Table Sampling in BigQuery
It should be no surprise that understanding your data is very important when working with it. The initial step in my approach to a new dataset always involves examining the data closely. Although the
Schema Tab reveals the data schema, to grasp the contents, identify missing data, spot potential issues, and review the cardinality of values, taking a look at the data is unavoidable.
Then comes the issue of cost.
In BigQuery, when working with big tables, you should know that a
LIMIT clause does not reduce the amount of data processed (and thus the cost), but merely truncates the output.
There are a couple of ways around that.
The simplest is the
PREVIEW button, which allows us to see a subset of rows from this particular table. This does not incur any charges.
Another way would be leveraging partitions in a partitioned table. By selecting one particular partition in such a table we will achieve partition elimination - BigQuery will ignore all other partitions (dates) and process only the one we are providing, achieving a cost saving for us.

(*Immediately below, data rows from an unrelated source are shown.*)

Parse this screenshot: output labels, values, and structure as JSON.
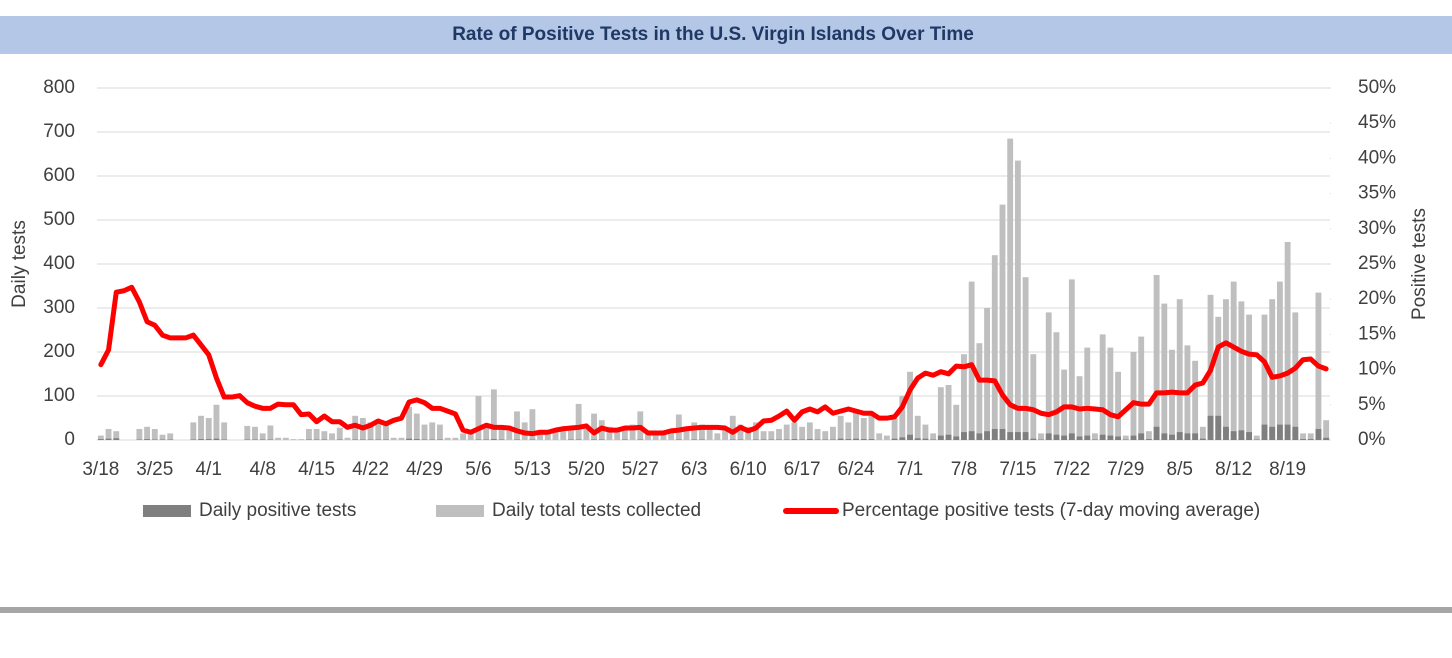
{
  "chart_data": {
    "type": "bar",
    "title": "Rate of Positive Tests in the U.S. Virgin Islands Over Time",
    "ylabel": "Daily tests",
    "y2label": "Positive tests",
    "categories": [
      "3/18",
      null,
      null,
      null,
      null,
      null,
      null,
      "3/25",
      null,
      null,
      null,
      null,
      null,
      null,
      "4/1",
      null,
      null,
      null,
      null,
      null,
      null,
      "4/8",
      null,
      null,
      null,
      null,
      null,
      null,
      "4/15",
      null,
      null,
      null,
      null,
      null,
      null,
      "4/22",
      null,
      null,
      null,
      null,
      null,
      null,
      "4/29",
      null,
      null,
      null,
      null,
      null,
      null,
      "5/6",
      null,
      null,
      null,
      null,
      null,
      null,
      "5/13",
      null,
      null,
      null,
      null,
      null,
      null,
      "5/20",
      null,
      null,
      null,
      null,
      null,
      null,
      "5/27",
      null,
      null,
      null,
      null,
      null,
      null,
      "6/3",
      null,
      null,
      null,
      null,
      null,
      null,
      "6/10",
      null,
      null,
      null,
      null,
      null,
      null,
      "6/17",
      null,
      null,
      null,
      null,
      null,
      null,
      "6/24",
      null,
      null,
      null,
      null,
      null,
      null,
      "7/1",
      null,
      null,
      null,
      null,
      null,
      null,
      "7/8",
      null,
      null,
      null,
      null,
      null,
      null,
      "7/15",
      null,
      null,
      null,
      null,
      null,
      null,
      "7/22",
      null,
      null,
      null,
      null,
      null,
      null,
      "7/29",
      null,
      null,
      null,
      null,
      null,
      null,
      "8/5",
      null,
      null,
      null,
      null,
      null,
      null,
      "8/12",
      null,
      null,
      null,
      null,
      null,
      null,
      "8/19",
      null,
      null,
      null,
      null,
      null
    ],
    "series": [
      {
        "name": "Daily positive tests",
        "color": "#7f7f7f",
        "kind": "bar",
        "values": [
          2,
          3,
          4,
          0,
          0,
          1,
          2,
          1,
          1,
          1,
          0,
          0,
          1,
          2,
          2,
          3,
          1,
          0,
          0,
          1,
          1,
          1,
          1,
          0,
          0,
          0,
          0,
          1,
          1,
          1,
          0,
          1,
          0,
          1,
          1,
          1,
          1,
          1,
          0,
          0,
          3,
          2,
          1,
          1,
          1,
          0,
          0,
          0,
          0,
          1,
          1,
          2,
          1,
          0,
          1,
          0,
          1,
          0,
          0,
          0,
          0,
          1,
          1,
          0,
          1,
          1,
          0,
          0,
          1,
          0,
          1,
          0,
          0,
          0,
          0,
          1,
          0,
          1,
          1,
          0,
          0,
          0,
          1,
          1,
          0,
          1,
          1,
          1,
          1,
          1,
          2,
          1,
          2,
          1,
          1,
          1,
          3,
          2,
          3,
          2,
          2,
          0,
          0,
          3,
          6,
          12,
          4,
          3,
          1,
          10,
          12,
          8,
          18,
          20,
          15,
          20,
          25,
          25,
          18,
          18,
          18,
          3,
          1,
          15,
          12,
          10,
          15,
          8,
          10,
          1,
          12,
          10,
          8,
          1,
          10,
          15,
          2,
          30,
          15,
          12,
          18,
          15,
          15,
          3,
          55,
          55,
          30,
          20,
          22,
          18,
          1,
          35,
          30,
          35,
          35,
          30,
          2,
          2,
          25,
          5
        ]
      },
      {
        "name": "Daily total tests collected",
        "color": "#bfbfbf",
        "kind": "bar",
        "values": [
          10,
          25,
          20,
          0,
          0,
          25,
          30,
          25,
          12,
          15,
          0,
          0,
          40,
          55,
          50,
          80,
          40,
          0,
          0,
          32,
          30,
          15,
          33,
          5,
          5,
          2,
          2,
          25,
          25,
          20,
          15,
          28,
          5,
          55,
          50,
          40,
          45,
          35,
          5,
          5,
          75,
          60,
          35,
          40,
          35,
          5,
          5,
          15,
          20,
          100,
          30,
          115,
          30,
          25,
          65,
          40,
          70,
          15,
          20,
          25,
          20,
          30,
          82,
          25,
          60,
          45,
          30,
          25,
          30,
          35,
          65,
          20,
          15,
          15,
          25,
          58,
          20,
          40,
          35,
          25,
          15,
          30,
          55,
          35,
          30,
          40,
          20,
          20,
          25,
          35,
          40,
          30,
          40,
          25,
          20,
          30,
          55,
          40,
          70,
          50,
          55,
          15,
          10,
          50,
          100,
          155,
          55,
          35,
          15,
          120,
          125,
          80,
          195,
          360,
          220,
          300,
          420,
          535,
          685,
          635,
          370,
          195,
          15,
          290,
          245,
          160,
          365,
          145,
          210,
          15,
          240,
          210,
          155,
          10,
          200,
          235,
          20,
          375,
          310,
          205,
          320,
          215,
          180,
          30,
          330,
          280,
          320,
          360,
          315,
          285,
          10,
          285,
          320,
          360,
          450,
          290,
          15,
          15,
          335,
          45
        ]
      },
      {
        "name": "Percentage positive tests (7-day moving average)",
        "color": "#ff0000",
        "kind": "line",
        "axis": "y2",
        "values": [
          10.7,
          12.8,
          21,
          21.2,
          21.7,
          19.6,
          16.8,
          16.3,
          14.9,
          14.5,
          14.5,
          14.5,
          14.9,
          13.5,
          12.1,
          8.8,
          6.1,
          6.1,
          6.3,
          5.3,
          4.8,
          4.5,
          4.5,
          5.1,
          5.0,
          5.0,
          3.6,
          3.7,
          2.6,
          3.4,
          2.6,
          2.6,
          1.8,
          2.1,
          1.7,
          2.1,
          2.7,
          2.3,
          2.8,
          3.1,
          5.4,
          5.7,
          5.3,
          4.5,
          4.5,
          4.1,
          3.7,
          1.4,
          1.1,
          1.6,
          2.1,
          1.8,
          1.8,
          1.7,
          1.3,
          1.0,
          0.9,
          1.1,
          1.1,
          1.4,
          1.6,
          1.7,
          1.8,
          2.0,
          1.0,
          1.7,
          1.4,
          1.4,
          1.7,
          1.7,
          1.8,
          1.0,
          1.0,
          1.0,
          1.3,
          1.4,
          1.6,
          1.7,
          1.8,
          1.8,
          1.8,
          1.7,
          1.1,
          1.8,
          1.3,
          1.7,
          2.7,
          2.8,
          3.4,
          4.1,
          2.8,
          4.0,
          4.4,
          4.0,
          4.7,
          3.8,
          4.1,
          4.4,
          4.1,
          3.8,
          3.8,
          3.1,
          3.1,
          3.3,
          4.7,
          7.1,
          8.8,
          9.5,
          9.2,
          9.7,
          9.4,
          10.5,
          10.4,
          10.7,
          8.5,
          8.5,
          8.4,
          6.4,
          5.0,
          4.5,
          4.5,
          4.3,
          3.8,
          3.6,
          4.0,
          4.7,
          4.7,
          4.4,
          4.5,
          4.4,
          4.3,
          3.6,
          3.3,
          4.3,
          5.3,
          5.1,
          5.1,
          6.7,
          6.7,
          6.8,
          6.7,
          6.7,
          7.8,
          8.1,
          9.9,
          13.2,
          13.8,
          13.2,
          12.6,
          12.2,
          12.1,
          11.1,
          8.9,
          9.1,
          9.5,
          10.2,
          11.4,
          11.5,
          10.5,
          10.1
        ]
      }
    ],
    "ylim": [
      0,
      800
    ],
    "yticks": [
      0,
      100,
      200,
      300,
      400,
      500,
      600,
      700,
      800
    ],
    "y2lim": [
      0,
      50
    ],
    "y2ticks": [
      {
        "value": 0,
        "label": "0%"
      },
      {
        "value": 5,
        "label": "5%"
      },
      {
        "value": 10,
        "label": "10%"
      },
      {
        "value": 15,
        "label": "15%"
      },
      {
        "value": 20,
        "label": "20%"
      },
      {
        "value": 25,
        "label": "25%"
      },
      {
        "value": 30,
        "label": "30%"
      },
      {
        "value": 35,
        "label": "35%"
      },
      {
        "value": 40,
        "label": "40%"
      },
      {
        "value": 45,
        "label": "45%"
      },
      {
        "value": 50,
        "label": "50%"
      }
    ],
    "grid": true,
    "legend": "bottom"
  }
}
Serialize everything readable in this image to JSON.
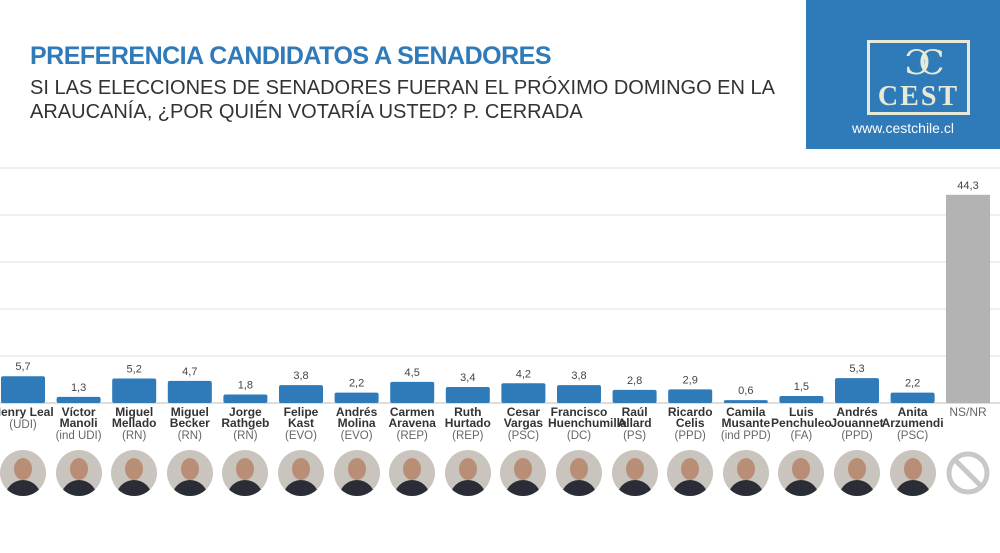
{
  "header": {
    "title": "PREFERENCIA CANDIDATOS A SENADORES",
    "subtitle": "SI LAS ELECCIONES DE SENADORES FUERAN EL PRÓXIMO DOMINGO EN LA ARAUCANÍA, ¿POR QUIÉN VOTARÍA USTED? P. CERRADA"
  },
  "logo": {
    "text": "CEST",
    "url": "www.cestchile.cl",
    "color": "#2f7ab8"
  },
  "chart_data": {
    "type": "bar",
    "ylim": [
      0,
      50
    ],
    "grid": true,
    "bar_color": "#2f7ab8",
    "nsnr_color": "#b3b3b3",
    "categories": [
      {
        "name": "Henry Leal",
        "party": "(UDI)",
        "value": 5.7,
        "label": "5,7"
      },
      {
        "name": "Víctor Manoli",
        "party": "(ind UDI)",
        "value": 1.3,
        "label": "1,3"
      },
      {
        "name": "Miguel Mellado",
        "party": "(RN)",
        "value": 5.2,
        "label": "5,2"
      },
      {
        "name": "Miguel Becker",
        "party": "(RN)",
        "value": 4.7,
        "label": "4,7"
      },
      {
        "name": "Jorge Rathgeb",
        "party": "(RN)",
        "value": 1.8,
        "label": "1,8"
      },
      {
        "name": "Felipe Kast",
        "party": "(EVO)",
        "value": 3.8,
        "label": "3,8"
      },
      {
        "name": "Andrés Molina",
        "party": "(EVO)",
        "value": 2.2,
        "label": "2,2"
      },
      {
        "name": "Carmen Aravena",
        "party": "(REP)",
        "value": 4.5,
        "label": "4,5"
      },
      {
        "name": "Ruth Hurtado",
        "party": "(REP)",
        "value": 3.4,
        "label": "3,4"
      },
      {
        "name": "Cesar Vargas",
        "party": "(PSC)",
        "value": 4.2,
        "label": "4,2"
      },
      {
        "name": "Francisco Huenchumilla",
        "party": "(DC)",
        "value": 3.8,
        "label": "3,8"
      },
      {
        "name": "Raúl Allard",
        "party": "(PS)",
        "value": 2.8,
        "label": "2,8"
      },
      {
        "name": "Ricardo Celis",
        "party": "(PPD)",
        "value": 2.9,
        "label": "2,9"
      },
      {
        "name": "Camila Musante",
        "party": "(ind PPD)",
        "value": 0.6,
        "label": "0,6"
      },
      {
        "name": "Luis Penchuleo",
        "party": "(FA)",
        "value": 1.5,
        "label": "1,5"
      },
      {
        "name": "Andrés Jouannet",
        "party": "(PPD)",
        "value": 5.3,
        "label": "5,3"
      },
      {
        "name": "Anita Arzumendi",
        "party": "(PSC)",
        "value": 2.2,
        "label": "2,2"
      },
      {
        "name": "NS/NR",
        "party": "",
        "value": 44.3,
        "label": "44,3"
      }
    ]
  }
}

A relatively new way would be using Table Sampling. While this is still in Pre-GA (so not fit for production yet), it is still handy when doing exploratory work with data.
How does it work? Using the TABLESAMPLE SYSTEM command, you provide a percentage of rows that you'd like sampled and returned to you.
The SQL command would look like as follows:
TABLESAMPLE SYSTEM (1 PERCENT)
Using this, from my table of ~400k rows the query returned 4k rows.
To summarize, employing these three strategies — Preview, Partition Filtering, and Sampling — together, significantly saves time, computational resources, and consequently, money during the exploratory stage, especially when handling big tables.